Project Summary Accurate and efficient DNA replication is critical for the survival of all organisms. The overall goal of this project is to understand how the molecular dynamics of the processivity clamp regulate its interactions that are central to efficient DNA replication. The focus of this proposal is on the Escherichia coli beta clamp, which is a ring- shaped dimeric protein that encircles DNA and provides a binding platform for other proteins to access DNA. Processivity clamps also increase the efficiency of DNA replication by tethering DNA polymerases to DNA and increasing their processivity. Appropriate loading of the beta clamp is critical for regulation of events at the replication fork and for efficient DNA replication. Our central hypothesis, which is supported by our preliminary data, is that trapping of specific transiently sampled beta clamp conformations by the clamp loader underlies loading of beta onto DNA and determines the efficiency of this process. To test this hypothesis, in aim 1, we will design variants of the beta clamp with altered stability or asymmetry and determine the thermal stability and oligomeric state of these altered clamps. We will also probe the interactions of the altered clamps with the clamp loader. In aim 2, we will determine the dynamics of the beta clamp alone and in complex with clamp loader by Transverse Relaxation Optimized SpectroscopY (TROSY) NMR relaxation and hydrogen exchange measurements. In aim 3, we will determine the biological functions of the designed clamp protein variants, including their ability to interact with and be loaded onto DNA by the clamp loader, and to function in processive DNA replication. Correlating the dynamics of the beta clamp with its proficiency in these different activities will provide important insights into the relationship between clamp dynamics and function. Moreover, this work will provide fundamental insights into the roles of protein dynamics in regulating protein-protein interactions.
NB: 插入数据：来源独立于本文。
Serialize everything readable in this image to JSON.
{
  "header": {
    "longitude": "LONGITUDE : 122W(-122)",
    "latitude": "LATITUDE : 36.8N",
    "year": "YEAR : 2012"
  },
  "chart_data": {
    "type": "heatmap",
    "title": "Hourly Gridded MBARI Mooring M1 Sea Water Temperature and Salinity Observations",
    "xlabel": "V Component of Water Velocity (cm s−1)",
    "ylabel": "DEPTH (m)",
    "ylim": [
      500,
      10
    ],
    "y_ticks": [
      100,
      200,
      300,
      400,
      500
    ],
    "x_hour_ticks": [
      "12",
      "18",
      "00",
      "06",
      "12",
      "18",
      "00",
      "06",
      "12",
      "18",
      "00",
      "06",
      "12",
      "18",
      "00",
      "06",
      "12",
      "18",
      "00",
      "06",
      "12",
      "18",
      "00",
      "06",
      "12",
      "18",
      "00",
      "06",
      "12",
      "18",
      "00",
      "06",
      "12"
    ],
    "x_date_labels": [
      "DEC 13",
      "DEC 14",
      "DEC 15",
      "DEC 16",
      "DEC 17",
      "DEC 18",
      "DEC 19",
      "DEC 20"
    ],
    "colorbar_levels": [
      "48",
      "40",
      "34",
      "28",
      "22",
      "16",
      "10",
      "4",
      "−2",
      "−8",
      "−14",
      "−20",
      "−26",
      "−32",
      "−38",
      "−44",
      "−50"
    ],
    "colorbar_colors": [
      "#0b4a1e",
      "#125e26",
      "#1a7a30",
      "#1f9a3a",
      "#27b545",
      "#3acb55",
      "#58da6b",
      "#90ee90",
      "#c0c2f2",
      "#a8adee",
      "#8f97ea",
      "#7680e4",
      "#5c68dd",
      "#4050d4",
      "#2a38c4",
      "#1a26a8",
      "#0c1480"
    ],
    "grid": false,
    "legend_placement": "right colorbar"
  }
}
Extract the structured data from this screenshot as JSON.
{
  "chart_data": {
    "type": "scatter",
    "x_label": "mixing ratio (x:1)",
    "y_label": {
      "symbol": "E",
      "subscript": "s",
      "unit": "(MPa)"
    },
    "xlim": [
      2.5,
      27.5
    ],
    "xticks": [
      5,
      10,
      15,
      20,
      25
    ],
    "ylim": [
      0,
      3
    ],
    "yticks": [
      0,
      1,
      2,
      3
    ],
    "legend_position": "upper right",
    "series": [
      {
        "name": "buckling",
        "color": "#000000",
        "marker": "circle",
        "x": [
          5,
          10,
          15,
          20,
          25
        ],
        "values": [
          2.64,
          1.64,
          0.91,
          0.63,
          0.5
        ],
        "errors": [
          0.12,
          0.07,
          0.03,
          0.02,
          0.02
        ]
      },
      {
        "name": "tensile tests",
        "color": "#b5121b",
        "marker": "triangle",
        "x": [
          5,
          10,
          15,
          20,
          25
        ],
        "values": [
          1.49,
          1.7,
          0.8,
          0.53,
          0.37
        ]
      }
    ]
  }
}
项目概要 准确有效的 DNA 复制对于所有生物体的生存至关重要。本项目的总体目标 是了解持续钳的分子动力学如何调节其核心相互作用 以实现高效的 DNA 复制。该提案的重点是大肠杆菌β钳，它是一个环- 形状二聚体蛋白质，环绕 DNA 并为其他蛋白质访问 DNA 提供结合平台。 持续钳还通过将 DNA 聚合酶束缚在 DNA 上来提高 DNA 复制的效率。 提高他们的持续生产能力。 β 钳的适当加载对于调节事件至关重要 复制叉和有效的 DNA 复制。我们的中心假设得到了我们初步的支持 数据，是钳加载器捕获特定瞬时采样的β钳构象的基础 将 beta 加载到 DNA 上并确定该过程的效率。为了检验这个假设，在目标 1 中，我们 将设计具有改变稳定性或不对称性的 β 钳变体，并确定热稳定性 和这些改变的夹子的寡聚状态。我们还将探讨改变后的夹具与 夹具装载机。在目标 2 中，我们将确定单独的 β 钳以及与钳的复合体的动力学 通过横向弛豫优化光谱 (TROSY) NMR 弛豫和氢交换加载 测量。在目标 3 中，我们将确定设计的钳蛋白变体的生物学功能， 包括它们与 DNA 相互作用并通过夹具加载器加载到 DNA 上的能力，以及在 进行性 DNA 复制。将 β 钳的动态与其在这些不同方面的熟练程度相关联 活动将为钳位动力学和功能之间的关系提供重要的见解。而且， 这项工作将为蛋白质动力学在调节蛋白质-蛋白质中的作用提供基本见解 互动。